Years would pass and Hip-Hop would become a business as well as a movement. So now I’m seeing artists like Taz from Stuntman Entertainment and Omega from Classic Ent. begin to evolve into entrepreneurs from entertainers. The message is clear now with artists like Mark Battles and Freddie Gibbs reaching mainstream that there could be more than just corn in Indiana. Legendary DJs like DJ King, DJ Gus, & DJ Paul Bunyon kept us flooded with the best mixes of Hip-Hop. The industry itself began to wake up to the Nappy City as major acts began to make their way here for visits.

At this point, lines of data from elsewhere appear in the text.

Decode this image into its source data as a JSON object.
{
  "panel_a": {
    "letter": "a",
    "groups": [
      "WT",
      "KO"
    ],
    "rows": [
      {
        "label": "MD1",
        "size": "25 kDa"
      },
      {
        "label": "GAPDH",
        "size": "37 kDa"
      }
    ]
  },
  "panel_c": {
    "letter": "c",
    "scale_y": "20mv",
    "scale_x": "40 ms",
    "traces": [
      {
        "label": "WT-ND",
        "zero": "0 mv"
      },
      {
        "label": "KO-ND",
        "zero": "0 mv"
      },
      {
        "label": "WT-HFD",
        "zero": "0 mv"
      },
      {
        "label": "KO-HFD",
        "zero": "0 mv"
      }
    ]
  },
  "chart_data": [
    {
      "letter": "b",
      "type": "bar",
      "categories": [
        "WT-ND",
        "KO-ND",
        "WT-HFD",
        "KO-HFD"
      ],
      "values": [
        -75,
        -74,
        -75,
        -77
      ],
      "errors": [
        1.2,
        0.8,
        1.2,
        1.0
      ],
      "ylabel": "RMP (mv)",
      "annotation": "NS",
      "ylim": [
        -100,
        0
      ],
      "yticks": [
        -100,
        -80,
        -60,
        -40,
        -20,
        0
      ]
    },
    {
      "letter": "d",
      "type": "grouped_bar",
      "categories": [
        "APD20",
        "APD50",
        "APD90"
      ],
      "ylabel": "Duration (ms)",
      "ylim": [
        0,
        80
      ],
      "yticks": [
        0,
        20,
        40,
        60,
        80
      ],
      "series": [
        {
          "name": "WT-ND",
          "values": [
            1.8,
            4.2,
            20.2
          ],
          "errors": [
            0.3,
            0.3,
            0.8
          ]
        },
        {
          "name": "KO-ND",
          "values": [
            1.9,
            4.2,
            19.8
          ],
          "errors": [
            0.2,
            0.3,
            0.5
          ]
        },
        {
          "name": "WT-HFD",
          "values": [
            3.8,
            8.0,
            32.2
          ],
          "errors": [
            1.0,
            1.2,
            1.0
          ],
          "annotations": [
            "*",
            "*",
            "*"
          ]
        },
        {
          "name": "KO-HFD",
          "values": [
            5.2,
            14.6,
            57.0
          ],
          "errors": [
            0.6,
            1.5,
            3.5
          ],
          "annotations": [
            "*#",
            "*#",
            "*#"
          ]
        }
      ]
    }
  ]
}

All that fanfare and glory aside, the elephant in the room still looms. The percentage of successful artists from Indy could be increased tenfold if a certain level of hate is removed from the equation(roughly all of it). In my convos with artists ranging from Trajik, Zachary Le’on, T. Harris & Chucky Workclothes the consensus is still the same. The “crab in the barrel” mentality has crippled us and we should be WAY more advanced in the industry.
It’s interviews with artists like Roj Mahal & Harlem Indynois that prove the versatility thrives alongside talent here in Indy. Variety being the spice of life, the genre is also influenced by female MC’s like GI Jane, Lady K and countless others. To see the mantra of strength in numbers mean something for the culture here in Nap is amazing!
The state of the Hip-Hop union in Indy is alive and requires continuous care. Shouts out to everyone from the Circle City who act as cultivators to the movement. We look forward to working alongside you in furthering a 40-year institution of music and creativity. God bless and salute!!